Playing the long game
As mentioned in the intro, Sophie has been racing triathlons for a long time. I’ve always been impressed with how she has progressed through those years, from a promising Tristar and Youth athlete, and learned her craft along the way. There’s never been a breakout year as such – just small steps, building year-on-year – which have taken her, incrementally, to her lofty place in the sport now.
Any Coldwell success has been built on consistency and work effort measured in years, taking the rough with the smooth along the way, seemingly not letting setbacks get her down and getting back to work.
I was interested in Sophie’s thoughts on that, and how she assesses her career to date.
“I’d be lying if I said I didn’t dwell on those bad races, but I guess I’ve been doing triathlon for so long now, I started when I was eight, so that’s nearly 19 years. Part of it is that I know no different. It’s a sport that I did as a kid, I bounced all over the UK with my Mum. We used to go everywhere – Ipswich, Deal, Essex, up around North – every weekend we would find a race somewhere and the pair of us would go off and do it.
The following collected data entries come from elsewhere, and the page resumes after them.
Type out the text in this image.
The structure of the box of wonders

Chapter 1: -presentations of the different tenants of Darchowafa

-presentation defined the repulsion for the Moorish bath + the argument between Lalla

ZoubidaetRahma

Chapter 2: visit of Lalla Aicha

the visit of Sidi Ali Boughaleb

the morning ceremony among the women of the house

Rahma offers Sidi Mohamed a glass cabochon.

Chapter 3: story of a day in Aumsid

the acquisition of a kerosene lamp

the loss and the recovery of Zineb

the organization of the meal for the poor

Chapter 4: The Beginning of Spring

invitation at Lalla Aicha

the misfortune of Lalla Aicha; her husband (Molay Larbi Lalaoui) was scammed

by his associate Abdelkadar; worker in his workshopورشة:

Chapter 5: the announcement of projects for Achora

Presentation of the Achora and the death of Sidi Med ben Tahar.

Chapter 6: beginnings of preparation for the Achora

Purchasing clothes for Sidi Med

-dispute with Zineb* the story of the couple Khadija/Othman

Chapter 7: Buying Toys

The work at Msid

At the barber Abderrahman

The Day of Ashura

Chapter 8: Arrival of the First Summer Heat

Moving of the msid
“It started off as something that as a kid you just love to do. Then it slowly progressed to club level, then academy level, to Olympic talent, then on to World Class Programme and then this year finally to Podium level.“

“I’m not exceptional at anything”
“Part of that is a work ethic for something that I love. I’ve done it for so long, in part it’s all I’ve ever known and part all I ever want to know, but I think it’s also because of the type of athlete I am.
“I don’t have a ‘superpower’; I can’t run like Alex Yee, or have that incredible swim-bike like Jess or Georgia again, incredible runner. I’m not an athlete like that, I’m not exceptional at anything and when you are an athlete like that you kind of have to plug away a bit more, and it is going to take more time until you can get each discipline to a good level.
“I know that if it comes down to a run race, I’m running for a top 10, but if I can be in a swim-bike breakaway then I can run for a medal. It takes a bit longer for an athlete like that, but thankfully it all came together last year. I probably needed that boost, I was starting to think ‘is top 10 where I’m at, or is there more?’, so it was definitely the boost I needed to prove to myself and others that I’m good enough to be on those start line, but yes, it’s been a long time coming!”